Explained: What is colour blindness, and can you get it later in life?

What is the News?

The Supreme Court has directed the Film and Television Institute of India(FTII) not to exclude candidates suffering from colour blindness from its courses on filmmaking and editing and asked it to make changes to its curriculum instead.

What is Colour Blindness?
Source: Medindia

Colour blindness, also known as a colour deficiency, is the inability to see colours in the normal way. 

Colour-blind individuals often cannot distinguish between certain colours — usually greens and reds and sometimes blues as well.

The mechanism behind Colour Blindness

In the retina, there are two types of cells that detect light. They are:

Rods Cells: It detects only light and dark and is very sensitive to low light levels. 

Cone cells: It detects colour and is concentrated at the center of human vision. There are three types of cones that see color: red, green and blue. The brain uses input from these cone cells to determine the color perception.

– Color blindness can happen when one or more of the color cone cells are absent, not working, or detect a different colour than normal.

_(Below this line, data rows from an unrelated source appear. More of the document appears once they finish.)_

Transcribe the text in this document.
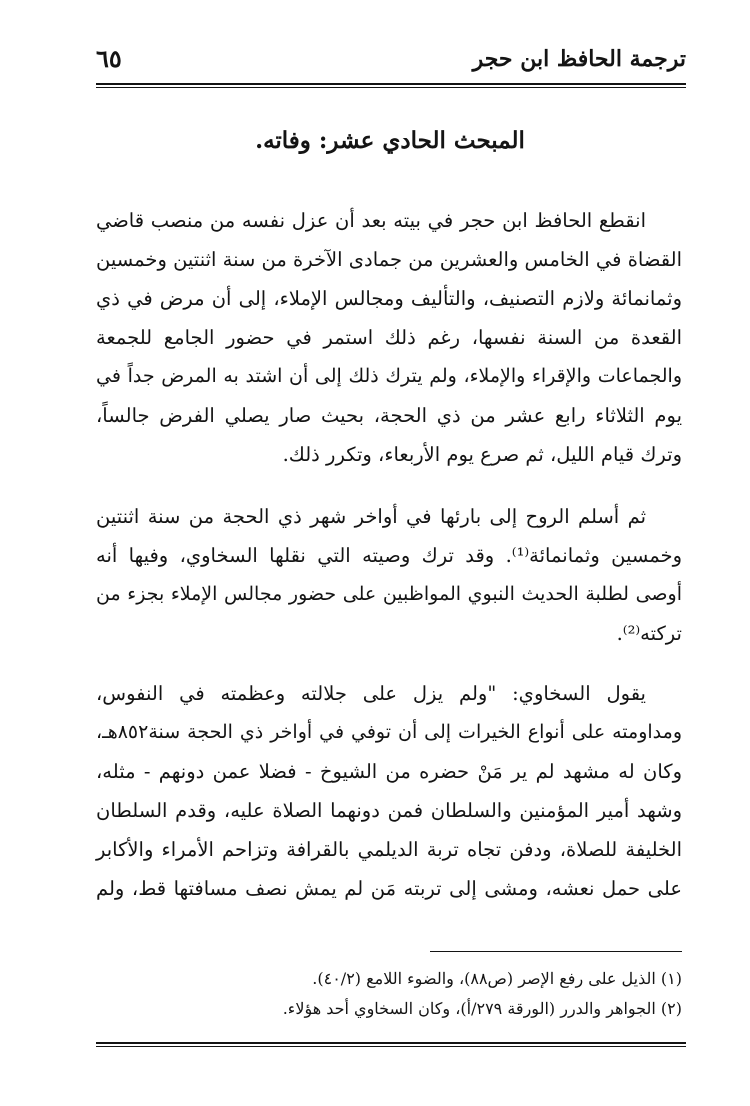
ترجمة الحافظ ابن حجر
٦٥
المبحث الحادي عشر: وفاته.

انقطع الحافظ ابن حجر في بيته بعد أن عزل نفسه من منصب قاضي
القضاة في الخامس والعشرين من جمادى الآخرة من سنة اثنتين وخمسين
وثمانمائة ولازم التصنيف، والتأليف ومجالس الإملاء، إلى أن مرض في ذي
القعدة من السنة نفسها، رغم ذلك استمر في حضور الجامع للجمعة
والجماعات والإقراء والإملاء، ولم يترك ذلك إلى أن اشتد به المرض جداً في
يوم الثلاثاء رابع عشر من ذي الحجة، بحيث صار يصلي الفرض جالساً،
وترك قيام الليل، ثم صرع يوم الأربعاء، وتكرر ذلك.

ثم أسلم الروح إلى بارئها في أواخر شهر ذي الحجة من سنة اثنتين
وخمسين وثمانمائة⁽¹⁾. وقد ترك وصيته التي نقلها السخاوي، وفيها أنه
أوصى لطلبة الحديث النبوي المواظبين على حضور مجالس الإملاء بجزء من
تركته⁽²⁾.

يقول السخاوي: "ولم يزل على جلالته وعظمته في النفوس،
ومداومته على أنواع الخيرات إلى أن توفي في أواخر ذي الحجة سنة٨٥٢هـ،
وكان له مشهد لم ير مَنْ حضره من الشيوخ - فضلا عمن دونهم - مثله،
وشهد أمير المؤمنين والسلطان فمن دونهما الصلاة عليه، وقدم السلطان
الخليفة للصلاة، ودفن تجاه تربة الديلمي بالقرافة وتزاحم الأمراء والأكابر
على حمل نعشه، ومشى إلى تربته مَن لم يمش نصف مسافتها قط، ولم

(١) الذيل على رفع الإصر (ص٨٨)، والضوء اللامع (٤٠/٢).
(٢) الجواهر والدرر (الورقة ٢٧٩/أ)، وكان السخاوي أحد هؤلاء.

What are the causes of Colour Blindness?

Congenital Colour Blindness: Most colour blind people are born with the condition (congenital colour blindness). Congenital colour vision deficiencies are usually passed on genetically.

Medical Conditions: A problem with the colour vision that arises later in life could be the result of disease, trauma, or ingested toxins. If colour blindness arises out of disease, one eye may be affected differently from the other, and the difficulty could worsen over time.

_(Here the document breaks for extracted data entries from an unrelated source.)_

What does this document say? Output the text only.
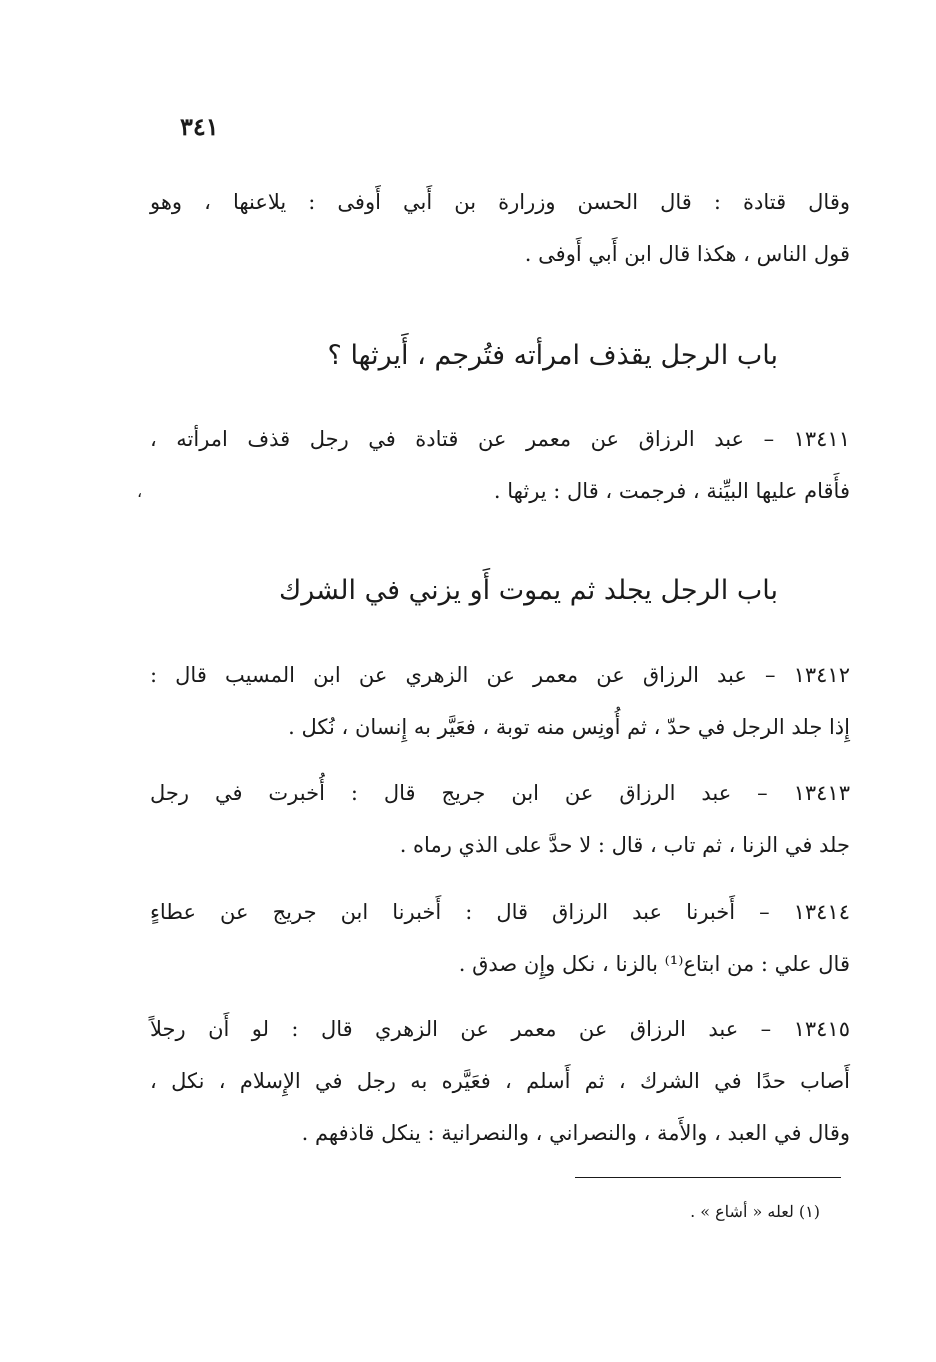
٣٤١
وقال قتادة : قال الحسن وزرارة بن أَبي أَوفى : يلاعنها ، وهو
قول الناس ، هكذا قال ابن أَبي أَوفى .
باب الرجل يقذف امرأته فتُرجم ، أَيرثها ؟
١٣٤١١ – عبد الرزاق عن معمر عن قتادة في رجل قذف امرأته ،
فأَقام عليها البيِّنة ، فرجمت ، قال : يرثها .
،
باب الرجل يجلد ثم يموت أَو يزني في الشرك
١٣٤١٢ – عبد الرزاق عن معمر عن الزهري عن ابن المسيب قال :
إِذا جلد الرجل في حدّ ، ثم أُونِس منه توبة ، فعَيَّر به إِنسان ، نُكل .
١٣٤١٣ – عبد الرزاق عن ابن جريج قال : أُخبرت في رجل
جلد في الزنا ، ثم تاب ، قال : لا حدَّ على الذي رماه .
١٣٤١٤ – أَخبرنا عبد الرزاق قال : أَخبرنا ابن جريج عن عطاءٍ
قال علي : من ابتاع⁽¹⁾ بالزنا ، نكل وإِن صدق .
١٣٤١٥ – عبد الرزاق عن معمر عن الزهري قال : لو أَن رجلاً
أَصاب حدًا في الشرك ، ثم أَسلم ، فعَيَّره به رجل في الإِسلام ، نكل ،
وقال في العبد ، والأَمة ، والنصراني ، والنصرانية : ينكل قاذفهم .
(١) لعله « أشاع » .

– Medical conditions that may increase the risk of getting colour blindness include glaucoma, diabetes, Alzheimer’s, Parkinson’s, alcoholism, leukaemia and sickle-cell anaemia.

Vulnerable Gender: Men suffer from a higher incidence of colour blindness than women. Around the world, every tenth male is estimated to have some form of colour deficiency. Men of Northern European descent are considered to be especially vulnerable.

Treatment: Colour blindness cannot as yet be treated or reversed. However, it can be corrected to some extent by wearing special contact lenses or colour filter glasses. There is some research that suggests gene replacement therapy can help modify the condition.

Steps Taken by Government of India: In 2020, the Ministry of Road Transport and Highways amended the Central Motor Vehicles Rules 1989 to enable citizens with mild to medium colour blindness to obtain a driver’s licence.